I first got Siri added to my iPad through iOS 6. Every morning I check the weather, so I asked Siri, “What’s the weather going to be like today?” She quickly responded, “Nice weather coming up through Tuesday,” and then dropped this awesome surprise on me: “up to 93 degrees and sunny.”
Here in New York City we’ve been treated to a wonderful snap of fall weather for the last week. It’s been pretty much perfect, starting the mornings in sixties, then climbing to the low eighties in the afternoon.
The only downside to this weather is that I know the summer is over. And if it’s already cooling off, I worry we’re in for a bad winter. And that means no golf this winter, which makes me quite unhappy.
So, I was excited that Siri told me it was going to warm up on Saturday. It meant that we might see the temperature climb, and we were therefore going to have a temperate winter and I’d be golfing every weekend. (My mind really did run this many paces ahead of itself after seeing this forecast.)
I shouted out to my wife, “Wow, it’s going to be warm this weekend!” She, not being a dummy like me, expressed some scepticism and asked where I got my forecast. Suddenly I realised it was coming from a robot who has a bad reputation.
(Quick aside: One reason I won’t be using Siri, or voice-recognition software is because when I do ask Siri a question my wife says, “What?” I then have to explain I’m talking to my phone or iPad. And forget about trying to quickly do email by speaking it into the iPad when she’s around, it jsut feels goofy and awkward.)
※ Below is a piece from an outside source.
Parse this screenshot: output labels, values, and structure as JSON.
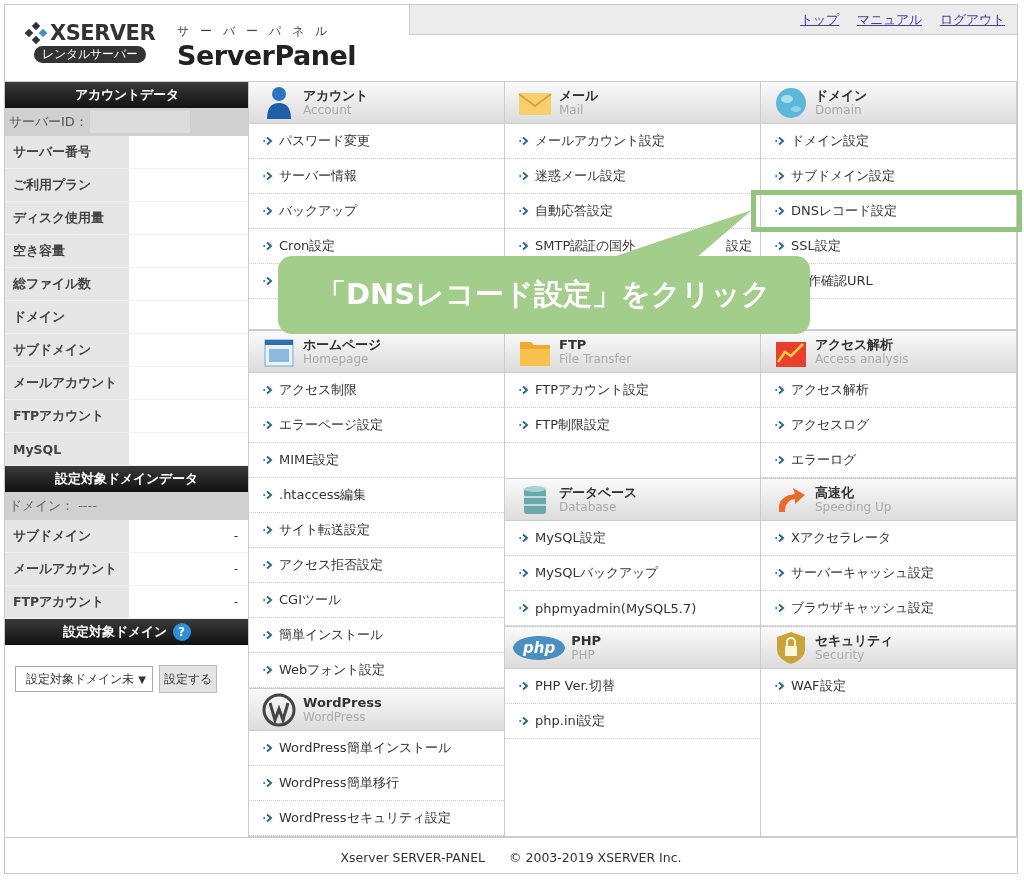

I decided to double check Siri’s work. Good thing I did. It turns out she was wrong. She gave me the weather for New York, Texas.
If I ask her, “Where am I?”, she can tell me my exact address in Brooklyn, New York. And yet, when I ask her for the weather, she thinks we’re in Texas.
I was still willing to give her the benefit of the doubt, though. I thought, “Maybe this is an iPad glitch. The iPad isn’t like the iPhone. Perhaps the iPhone 5 will be accurate.”
I ran the same test when I got the iPhone 5. I got the same inaccurate results. Other people in my office had the same problem.
The odd thing about Siri’s screw up is that Apple’s notification centre has the right weather forecast. Instead of asking Siri the weather, I can just swipe down from the top of the phone to see the weather.My next test of Siri came this morning when I asked her to give me the Wild Card standings for the National League. My team, the Phightin’ Phillies, are three games out, with just a few left to go, and I’ve been monitoring their progress every day. Instead of giving me Wild Card standings, Siri gave me the overall National League standings, which are useless.
Both of these examples are things Apple has touted as being good uses for Siri. One of its Siri commercials starts with Zooey Deschanel asking Siri about the weather. During the on-stage demo for Siri this year at its developers conference, it talked about adding in sports scores data.
I’m still going to continue testing Siri, but I can confirm that contrary to what Apple says, Siri doesn’t work “right out of the box.”